Les phares avant gauche du véhicule [celui dans lequel la victime a été tuée, éd.] tout comme les feux rouges arrière ont été détruits lors de la collision. J’ai examiné les fils du phare droit et constaté un choc à chaud au niveau du filament des feux de croisement qui indique que les phares étaient allumés au moment de l’impact. Aucun témoin n’a rapporté que les phares du véhicule no 3 étaient éteints.

Un choc à chaud entraîne la déformation du filament du phare lorsqu’une force est appliquée sur l’ampoule chaude ou allumée [...]

[...]

DIVERS

La ceinture de sécurité du côté du passager arrière gauche [à l’intérieur du véhicule dans lequel la victime a été tuée, éd.] a été coupée par le personnel de secours afin de sortir la victime du véhicule. J’ai remarqué également des taches de sang sur la ceinture déployée. La languette métallique se trouvait toujours dans la boucle d’attache. Les deux ceintures de sécurité à l’avant étaient bloquées en position déployée, ce qui confirme qu’elles étaient portées au moment de l’impact. Le conducteur no 3, Christopher Perry, et le passager, Brian Meenaghan, ont tous deux déclaré qu’ils portaient leur ceinture de sécurité.

Lorsque j’ai appuyé sur la pédale de frein, j’ai senti une résistance. La pédale n’est pas descendue lâchement jusqu’au sol et a rebondi lorsque je l’ai relâchée. Le volant tournait normalement et les roues suivaient la trajectoire voulue. Les coussins gonflables avant et les rideaux gonflables du côté droit se sont déployés à la suite de la collision.

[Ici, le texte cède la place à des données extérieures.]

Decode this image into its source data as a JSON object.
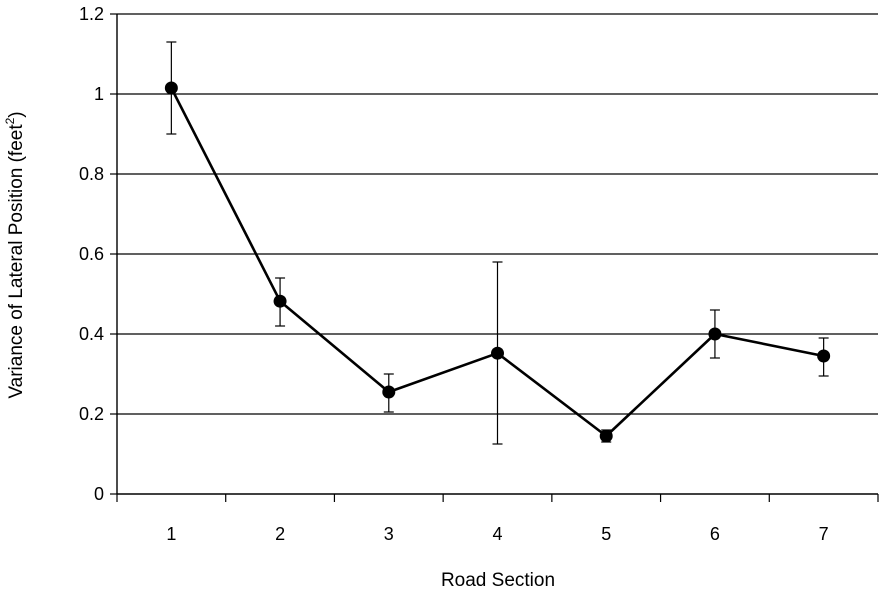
{
  "chart_data": {
    "type": "line",
    "xlabel": "Road Section",
    "ylabel": {
      "main": "Variance of Lateral Position (feet",
      "superscript": "2",
      "suffix": ")"
    },
    "categories": [
      "1",
      "2",
      "3",
      "4",
      "5",
      "6",
      "7"
    ],
    "series": [
      {
        "values": [
          1.015,
          0.482,
          0.255,
          0.352,
          0.145,
          0.4,
          0.345
        ],
        "error_upper": [
          1.13,
          0.54,
          0.3,
          0.58,
          0.16,
          0.46,
          0.39
        ],
        "error_lower": [
          0.9,
          0.42,
          0.205,
          0.125,
          0.13,
          0.34,
          0.295
        ]
      }
    ],
    "ylim": [
      0,
      1.2
    ],
    "yticks": [
      "0",
      "0.2",
      "0.4",
      "0.6",
      "0.8",
      "1",
      "1.2"
    ],
    "ytick_values": [
      0,
      0.2,
      0.4,
      0.6,
      0.8,
      1.0,
      1.2
    ],
    "grid": "horizontal",
    "colors": {
      "line": "#000000",
      "marker": "#000000",
      "grid": "#000000",
      "axis": "#000000"
    }
  }
}
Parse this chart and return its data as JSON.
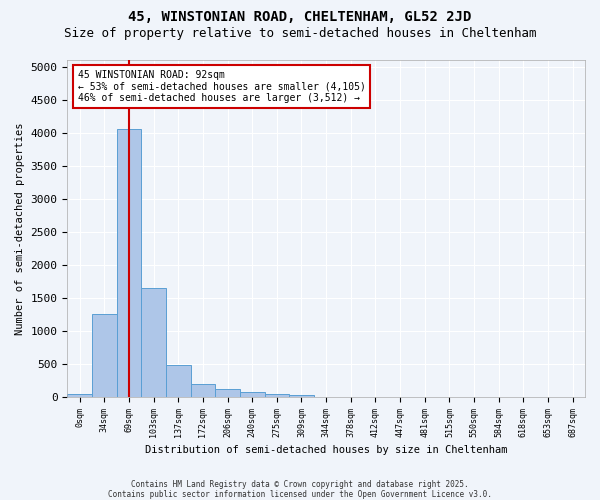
{
  "title1": "45, WINSTONIAN ROAD, CHELTENHAM, GL52 2JD",
  "title2": "Size of property relative to semi-detached houses in Cheltenham",
  "xlabel": "Distribution of semi-detached houses by size in Cheltenham",
  "ylabel": "Number of semi-detached properties",
  "bar_values": [
    50,
    1250,
    4050,
    1650,
    480,
    200,
    120,
    70,
    40,
    30,
    0,
    0,
    0,
    0,
    0,
    0,
    0,
    0,
    0,
    0
  ],
  "bin_labels": [
    "0sqm",
    "34sqm",
    "69sqm",
    "103sqm",
    "137sqm",
    "172sqm",
    "206sqm",
    "240sqm",
    "275sqm",
    "309sqm",
    "344sqm",
    "378sqm",
    "412sqm",
    "447sqm",
    "481sqm",
    "515sqm",
    "550sqm",
    "584sqm",
    "618sqm",
    "653sqm"
  ],
  "last_label": "687sqm",
  "bar_color": "#aec6e8",
  "bar_edge_color": "#5a9fd4",
  "vline_x": 2.0,
  "vline_color": "#cc0000",
  "annotation_text": "45 WINSTONIAN ROAD: 92sqm\n← 53% of semi-detached houses are smaller (4,105)\n46% of semi-detached houses are larger (3,512) →",
  "annotation_box_color": "#ffffff",
  "annotation_box_edge": "#cc0000",
  "ylim": [
    0,
    5100
  ],
  "yticks": [
    0,
    500,
    1000,
    1500,
    2000,
    2500,
    3000,
    3500,
    4000,
    4500,
    5000
  ],
  "background_color": "#f0f4fa",
  "footer_line1": "Contains HM Land Registry data © Crown copyright and database right 2025.",
  "footer_line2": "Contains public sector information licensed under the Open Government Licence v3.0.",
  "grid_color": "#ffffff",
  "title_fontsize": 10,
  "subtitle_fontsize": 9
}
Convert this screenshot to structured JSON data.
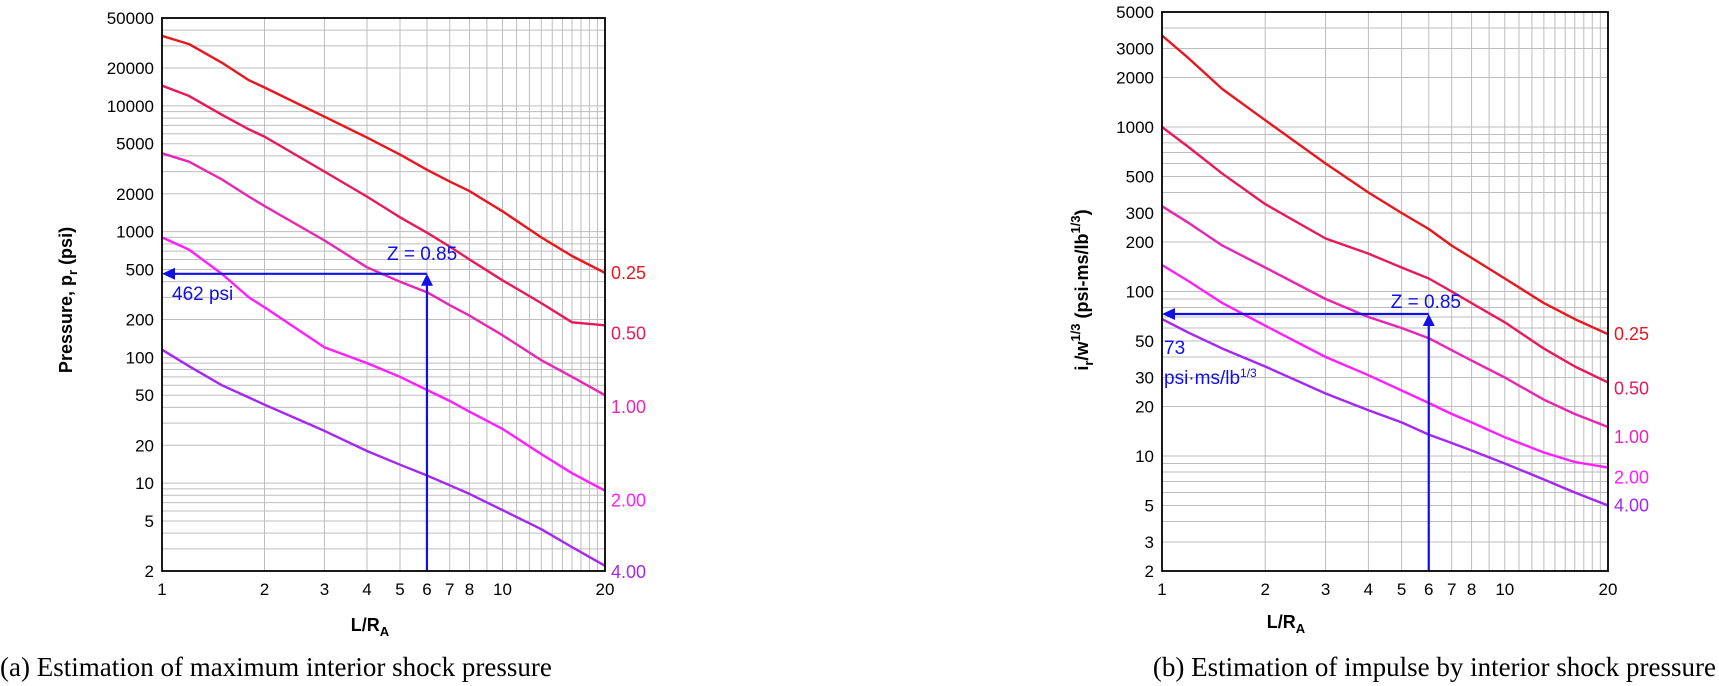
{
  "chart_data": [
    {
      "type": "line",
      "caption": "(a) Estimation of maximum interior shock pressure",
      "xlabel": "L/R",
      "xlabel_sub": "A",
      "ylabel": "Pressure, p",
      "ylabel_sub": "r",
      "ylabel_tail": " (psi)",
      "x_scale": "log",
      "y_scale": "log",
      "xlim": [
        1,
        20
      ],
      "ylim": [
        2,
        50000
      ],
      "x_ticks": [
        1,
        2,
        3,
        4,
        5,
        6,
        7,
        8,
        10,
        20
      ],
      "y_ticks": [
        2,
        5,
        10,
        20,
        50,
        100,
        200,
        500,
        1000,
        2000,
        5000,
        10000,
        20000,
        50000
      ],
      "grid": true,
      "series": [
        {
          "name": "0.25",
          "color": "#e8171e",
          "x": [
            1,
            1.2,
            1.5,
            1.8,
            2,
            3,
            4,
            5,
            6,
            7,
            8,
            10,
            13,
            16,
            20
          ],
          "y": [
            36000,
            31000,
            22000,
            16000,
            14000,
            8200,
            5600,
            4100,
            3100,
            2500,
            2100,
            1450,
            900,
            640,
            470
          ]
        },
        {
          "name": "0.50",
          "color": "#e8195a",
          "x": [
            1,
            1.2,
            1.5,
            1.8,
            2,
            3,
            4,
            5,
            6,
            7,
            8,
            10,
            13,
            16,
            20
          ],
          "y": [
            14500,
            12000,
            8500,
            6500,
            5700,
            3000,
            1900,
            1300,
            980,
            760,
            600,
            410,
            270,
            190,
            180
          ]
        },
        {
          "name": "1.00",
          "color": "#e826b4",
          "x": [
            1,
            1.2,
            1.5,
            1.8,
            2,
            3,
            4,
            5,
            6,
            7,
            8,
            10,
            13,
            16,
            20
          ],
          "y": [
            4200,
            3600,
            2600,
            1900,
            1600,
            850,
            520,
            400,
            330,
            260,
            215,
            150,
            95,
            70,
            50
          ]
        },
        {
          "name": "2.00",
          "color": "#ff1eff",
          "x": [
            1,
            1.2,
            1.5,
            1.8,
            2,
            3,
            4,
            5,
            6,
            7,
            8,
            10,
            13,
            16,
            20
          ],
          "y": [
            900,
            720,
            460,
            300,
            250,
            120,
            90,
            70,
            55,
            45,
            37,
            27,
            17,
            12,
            8.7
          ]
        },
        {
          "name": "4.00",
          "color": "#a328f0",
          "x": [
            1,
            1.2,
            1.5,
            1.8,
            2,
            3,
            4,
            5,
            6,
            7,
            8,
            10,
            13,
            16,
            20
          ],
          "y": [
            115,
            85,
            60,
            48,
            42,
            26,
            18,
            14,
            11.5,
            9.6,
            8.2,
            6.1,
            4.3,
            3.1,
            2.2
          ]
        }
      ],
      "annotation": {
        "z_label": "Z = 0.85",
        "value_label": "462 psi",
        "value_label_2": "",
        "x": 6,
        "y": 462
      }
    },
    {
      "type": "line",
      "caption": "(b) Estimation of impulse by interior shock pressure",
      "xlabel": "L/R",
      "xlabel_sub": "A",
      "ylabel": "i",
      "ylabel_sub": "r",
      "ylabel_mid": "/w",
      "ylabel_sup": "1/3",
      "ylabel_tail": " (psi-ms/lb",
      "ylabel_sup2": "1/3",
      "ylabel_end": ")",
      "x_scale": "log",
      "y_scale": "log",
      "xlim": [
        1,
        20
      ],
      "ylim": [
        2,
        5000
      ],
      "x_ticks": [
        1,
        2,
        3,
        4,
        5,
        6,
        7,
        8,
        10,
        20
      ],
      "y_ticks": [
        2,
        3,
        5,
        10,
        20,
        30,
        50,
        100,
        200,
        300,
        500,
        1000,
        2000,
        3000,
        5000
      ],
      "grid": true,
      "series": [
        {
          "name": "0.25",
          "color": "#e8171e",
          "x": [
            1,
            1.2,
            1.5,
            2,
            3,
            4,
            5,
            6,
            7,
            8,
            10,
            13,
            16,
            20
          ],
          "y": [
            3600,
            2600,
            1700,
            1100,
            600,
            400,
            300,
            240,
            190,
            160,
            120,
            85,
            68,
            55
          ]
        },
        {
          "name": "0.50",
          "color": "#e8195a",
          "x": [
            1,
            1.2,
            1.5,
            2,
            3,
            4,
            5,
            6,
            7,
            8,
            10,
            13,
            16,
            20
          ],
          "y": [
            1000,
            750,
            520,
            340,
            210,
            170,
            140,
            120,
            100,
            85,
            65,
            45,
            35,
            28
          ]
        },
        {
          "name": "1.00",
          "color": "#e826b4",
          "x": [
            1,
            1.2,
            1.5,
            2,
            3,
            4,
            5,
            6,
            7,
            8,
            10,
            13,
            16,
            20
          ],
          "y": [
            330,
            260,
            190,
            140,
            90,
            70,
            60,
            52,
            44,
            38,
            30,
            22,
            18,
            15
          ]
        },
        {
          "name": "2.00",
          "color": "#ff1eff",
          "x": [
            1,
            1.2,
            1.5,
            2,
            3,
            4,
            5,
            6,
            7,
            8,
            10,
            13,
            16,
            20
          ],
          "y": [
            145,
            115,
            85,
            62,
            40,
            31,
            25,
            21,
            18,
            16,
            13,
            10.5,
            9.2,
            8.5
          ]
        },
        {
          "name": "4.00",
          "color": "#a328f0",
          "x": [
            1,
            1.2,
            1.5,
            2,
            3,
            4,
            5,
            6,
            7,
            8,
            10,
            13,
            16,
            20
          ],
          "y": [
            68,
            56,
            45,
            35,
            24,
            19,
            16,
            13.5,
            12,
            10.8,
            9,
            7.2,
            6,
            5
          ]
        }
      ],
      "annotation": {
        "z_label": "Z = 0.85",
        "value_label": "73",
        "value_label_2": "psi·ms/lb",
        "value_label_sup": "1/3",
        "x": 6,
        "y": 73
      }
    }
  ]
}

Véhicule no 4 — [la fourgonnette du demandeur, éd.] fourgonnette Ford E350 Econoline XLT 2006 de couleur rouge foncé, d’une capacité de 15 passagers

DOMMAGES

Le véhicule no 4 [la fourgonnette du demandeur, éd.] a subi des dommages par contact sur la partie avant. Le pare-chocs avant, la calandre, le phare avant gauche, le capot et le radiateur ont été endommagés. Aucun dommage induit important n’a été observé ailleurs sur le véhicule.

PNEUS

Le véhicule no 4 [la fourgonnette du demandeur, éd.] était muni de quatre pneus Michelin LTX M/S LT 225/75Rl6. Le pneu avant droit et les deux pneus arrière n’ont pas été endommagés lors de la collision et présentaient une profondeur de sculpture et une pression d’air suffisantes. Le pneu avant gauche était crevé et avait été délogé lors de l’impact avec le véhicule no 3. Autrement, le pneu semblait en bon état. Le flasque de roue n’avait pas été déformé lors de l’impact et la roue arrivait à tourner librement.

PHARES

La lentille du phare avant gauche [de la fourgonnette du demandeur, éd.] était brisée, et j’ai pu observer que le filament des feux de croisement y avait subi des dommages causés par un choc à chaud. Les dommages ainsi causés indiquent que l’ampoule était incandescente au moment de l’impact. Aucun témoin n’a rapporté que les phares du véhicule no 4 étaient éteints.

DIVERS

Les coussins gonflables avant du véhicule no 4 [la fourgonnette du demandeur, éd.] se sont déployés à la suite de la collision. Lorsque j’ai appuyé sur la pédale de frein, j’ai senti une résistance. La pédale n’est pas descendue lâchement jusqu’au sol et a rebondi lorsque je l’ai relâchée. Le compteur du véhicule no 4 indiquait 27 619,7 miles [...]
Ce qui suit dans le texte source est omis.